Kubernetes Errors & Troubleshooting

51 common errors with causes, fixes, and how to discuss them in interviews.

The 'Back-off restarting failed container' event indicates that a container has failed and the kubelet is waiting before restarting it, using an exponential backoff delay. This is the mechanism behind the CrashLoopBackOff status and means the container keeps crashing after each restart attempt.

Connection Refused

Connection Refused errors in Kubernetes occur when a TCP connection attempt to a service, pod, or API endpoint is actively rejected. Unlike timeouts where the connection hangs, a refused connection means the target is reachable but nothing is listening on the specified port, or the connection is being explicitly rejected.

ContainerCannotRun

ContainerCannotRun indicates the container runtime attempted to start the container but the process could not execute.
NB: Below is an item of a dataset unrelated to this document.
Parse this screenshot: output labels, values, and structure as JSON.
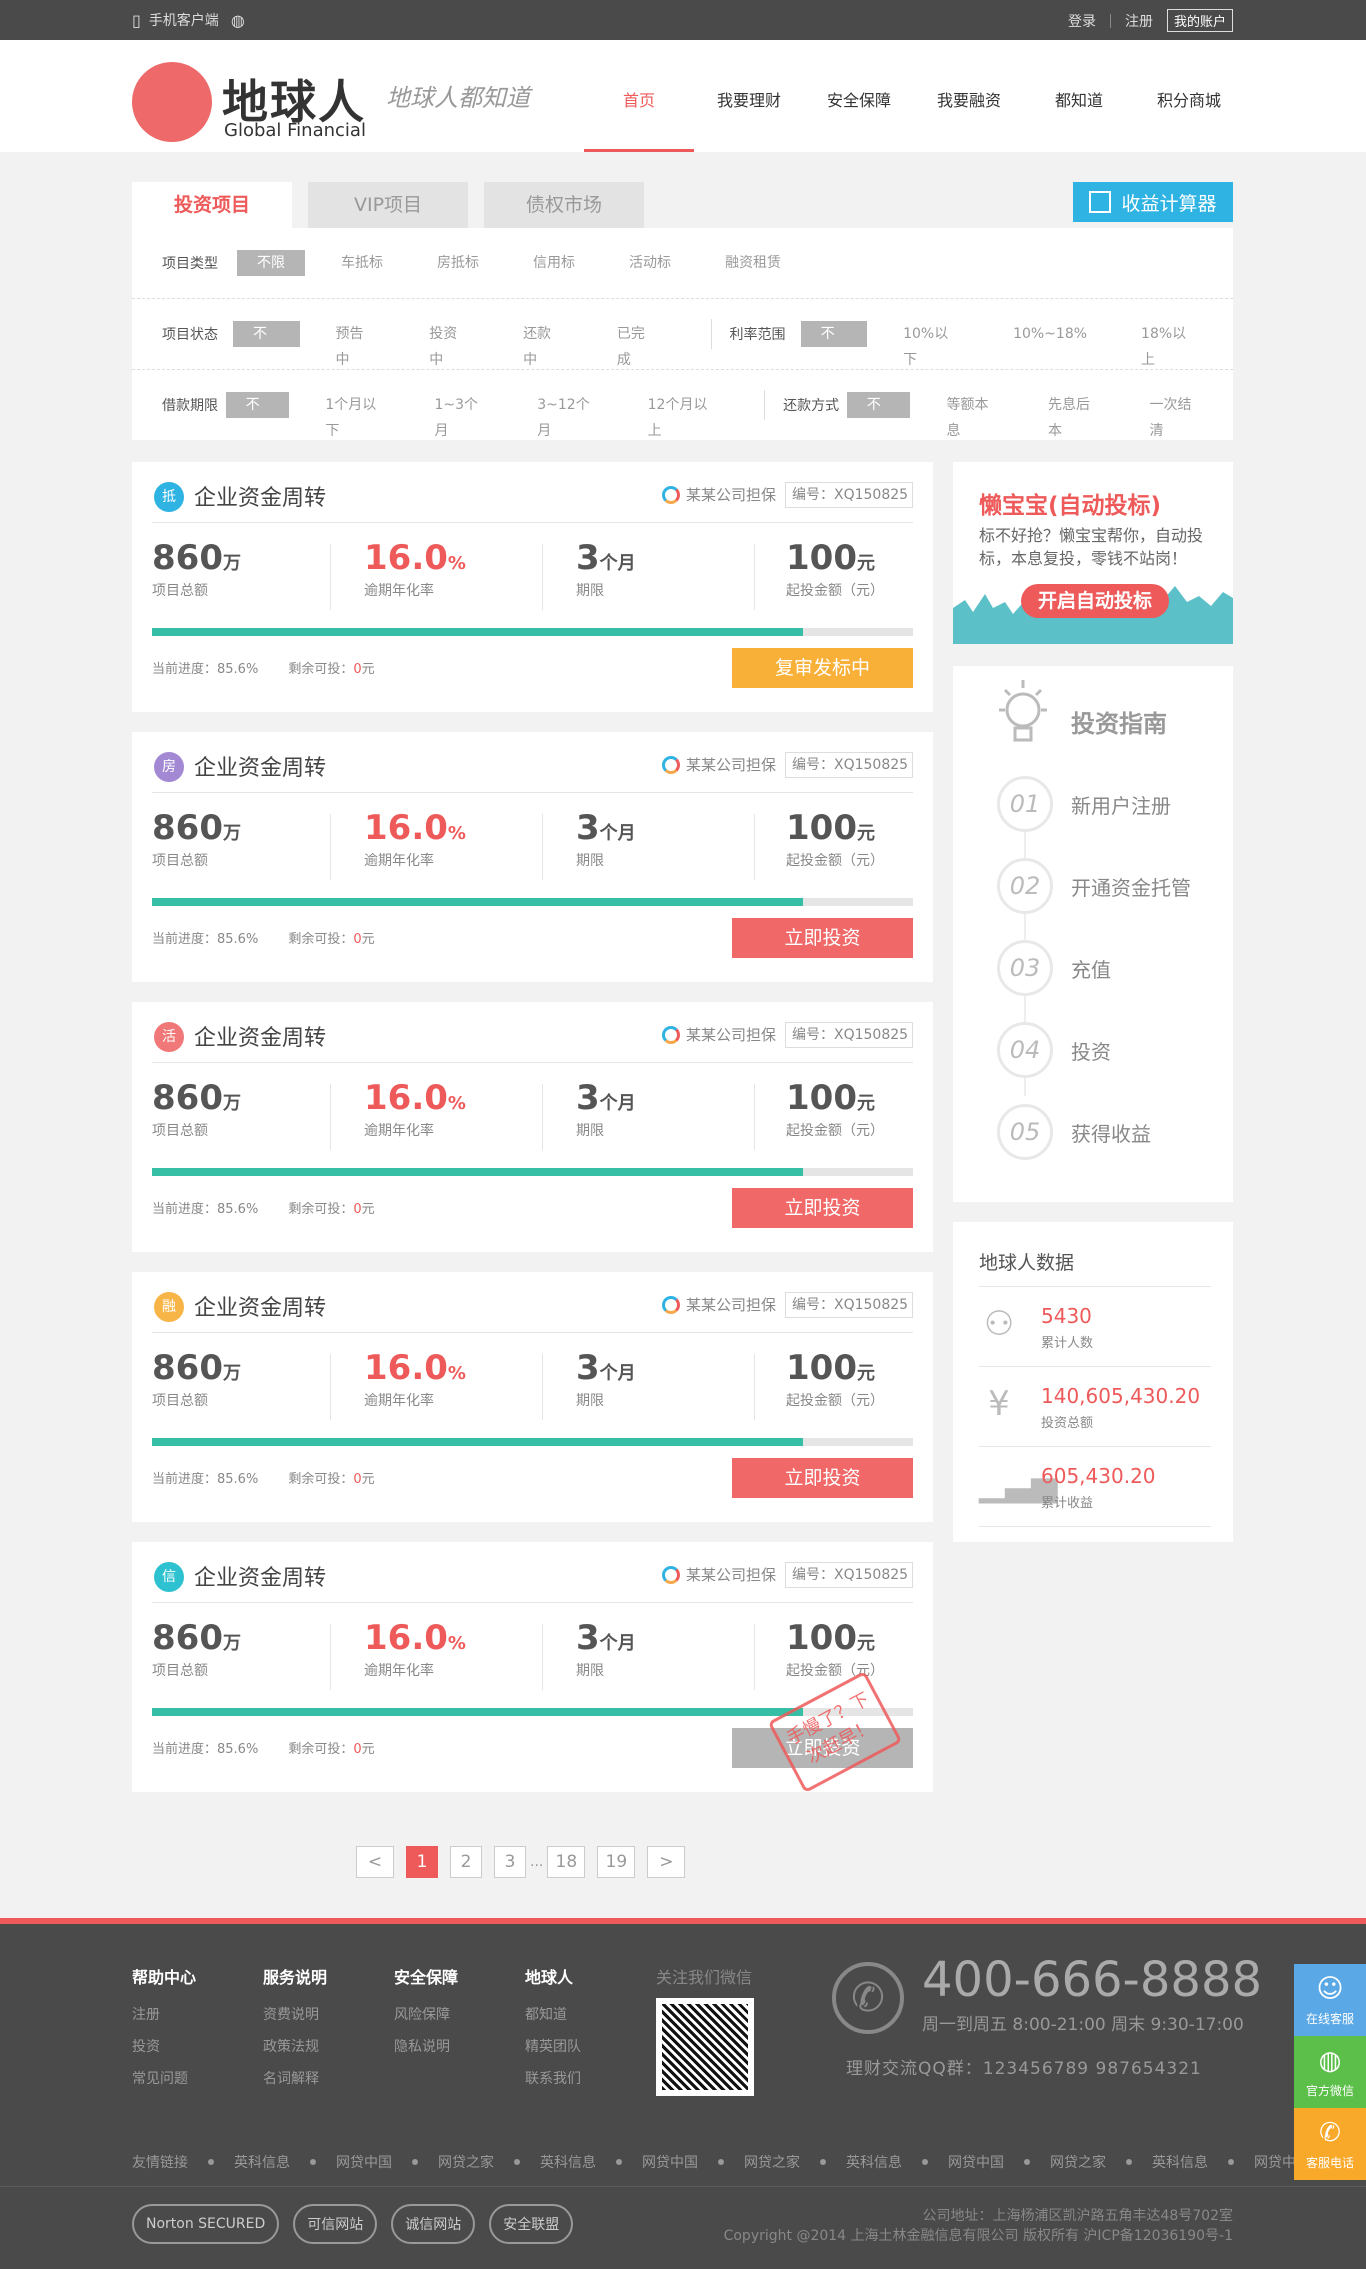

This is typically caused by an invalid entrypoint binary, wrong executable format, or permission issues that prevent the container's main process from launching.

CrashLoopBackOff

CrashLoopBackOff means a container in the Pod is repeatedly crashing and Kubernetes is restarting it with exponential backoff delays. It is the most common Pod error and indicates the container process is exiting with a non-zero code.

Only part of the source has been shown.